Covid-19 vaccine leaders make trial plans public in transparency push

Details of how and when monitoring boards overseeing clinical trials plan to analyse data are often kept confidential. PHOTO: EPA-EFE

WASHINGTON (BLOOMBERG) - Makers of the leading coronavirus vaccine candidates disclosed detailed information about their pivotal late-stage clinical trials and how they plan to gauge their shots' safety and effectiveness.

The moves by first Moderna Inc, and then later from Pfizer Inc and its partner BioNTech SE, follow increasing worry that the effort to develop a Covid-19 vaccine is becoming politicised, and that an inoculation could be rushed to market before it is proven safe and effective.

AstraZeneca Plc said in an e-mail it would share its plans as well, though it hadn't as of Thursday (Sept 17) evening in the US.

Moderna released its plan ahead of an early Thursday morning investor meeting. The Cambridge, Massachusetts-based biotechnology company decided to share its full trial design to create public confidence that it's doing everything it can to ensure a vaccine works and won't cause harm, said Chief Executive Officer Stephane Bancel.

The move resulted in a snowball of information that's not often available to the general public and broader science community.

Pfizer soon followed Moderna, publishing its trial design in the form of a 137-page document that details under what circumstances the trial could generate early efficacy results.

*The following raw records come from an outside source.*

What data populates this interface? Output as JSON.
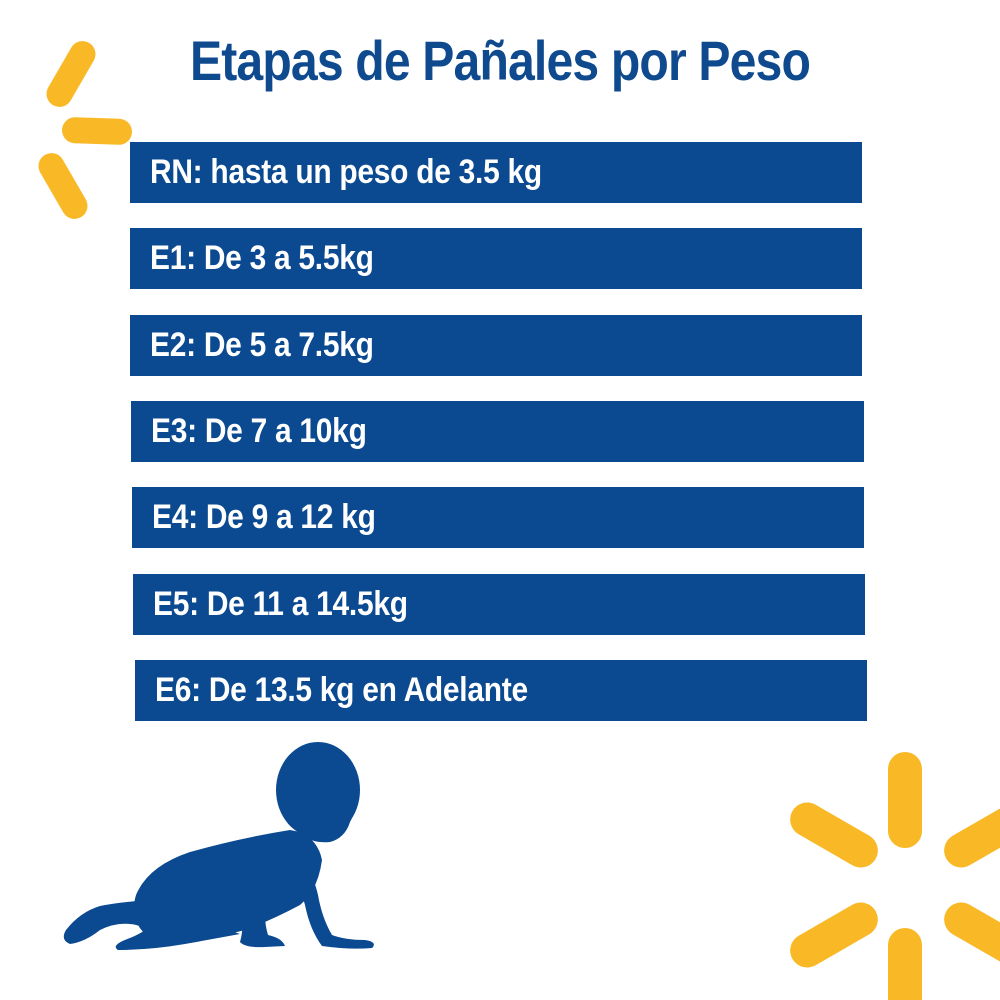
{
  "title": "Etapas de Pañales por Peso",
  "stages": [
    {
      "label": "RN: hasta un peso de 3.5 kg"
    },
    {
      "label": "E1: De 3 a 5.5kg"
    },
    {
      "label": "E2: De 5 a 7.5kg"
    },
    {
      "label": "E3: De 7 a 10kg"
    },
    {
      "label": "E4: De 9 a 12 kg"
    },
    {
      "label": "E5: De 11 a 14.5kg"
    },
    {
      "label": "E6: De 13.5 kg en Adelante"
    }
  ],
  "colors": {
    "bar": "#0b4a91",
    "title": "#0f4a8f",
    "spark": "#f9b826",
    "silhouette": "#0b4a91"
  },
  "icons": {
    "top_left": "spark-partial-icon",
    "bottom_right": "spark-icon",
    "bottom_left": "crawling-baby-icon"
  }
}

AstraZeneca later shared its own plans to its website as well.

While the broad outlines of major drug trials are available on a US government website, details of how and when monitoring boards overseeing the trials plan to analyse data are often kept confidential by pharmaceutical companies.

However, the unprecedented push to get a vaccine to market quickly has increased interest in those details. The analysis of findings and what the rules are for stopping a trial if there are encouraging early signals could determine how quickly a shot receives emergency authorisation from US regulators.

NINE MONTHS

"We have been working nine months to try to stop this virus by getting a vaccine to market," Bancel said in an interview. "We want to make sure the general public has trust in vaccines by being transparent."

Bancel said the most likely scenario was that Moderna's vaccine could generate preliminary efficacy data in November. It is "technically possible" for Moderna to get results in October, but this is unlikely, he said.

Under the Moderna plan, a data monitoring board will take a preliminary look at the efficacy results after 53 participants have contracted the coronavirus, and again after 106 cases are reached. The final analysis will occur after 151 cases, according to slides from the investor meeting.

According to a slide being presented at the meeting, Moderna's trial is only likely to generate clear positive results at the first analysis if it turns out to be very highly effective, reducing Covid-19 cases by 74 per cent or more.

If the vaccine turns out to be a more modest 60 per cent effective, the trial might have to proceed to the final efficacy readout in order to generate clear results, according to Moderna's 135-page trial protocol.

PFIZER APPROACH

Moderna's plan is more conservative than the 32-case benchmark being used by Pfizer Inc for its first preliminary analysis of the Covid-19 vaccine it's developing with Germany's BioNTech. Additional efficacy analyses will take place when the companies identify 62 and 92 cases. Pfizer has said conclusive efficacy results are likely by the end of October.

Eric Topol, the editor-in-chief of Medscape and a professor of molecular medicine at The Scripps Research Institute, wrote in an email that "aggressive" would be "too kind" of a way to describe the trial design, which "has the optics of wanting (engineering) the trial to stop early which is not good."

A complete safety and efficacy analysis will take place six months after patients in the late-stage trial receive a second shot.

Bancel said "it is extremely unlikely" everyone in the country could get vaccinated by the end of the first quarter of 2021, as a Trump administration official suggested on Wednesday.

All three of the most likely initial vaccines are based on newer technologies, which means that the companies have had to create new manufacturing capacity, he said.

There will likely only be enough vaccines approved for every American who wants a shot by the second half of next year, according to Bancel.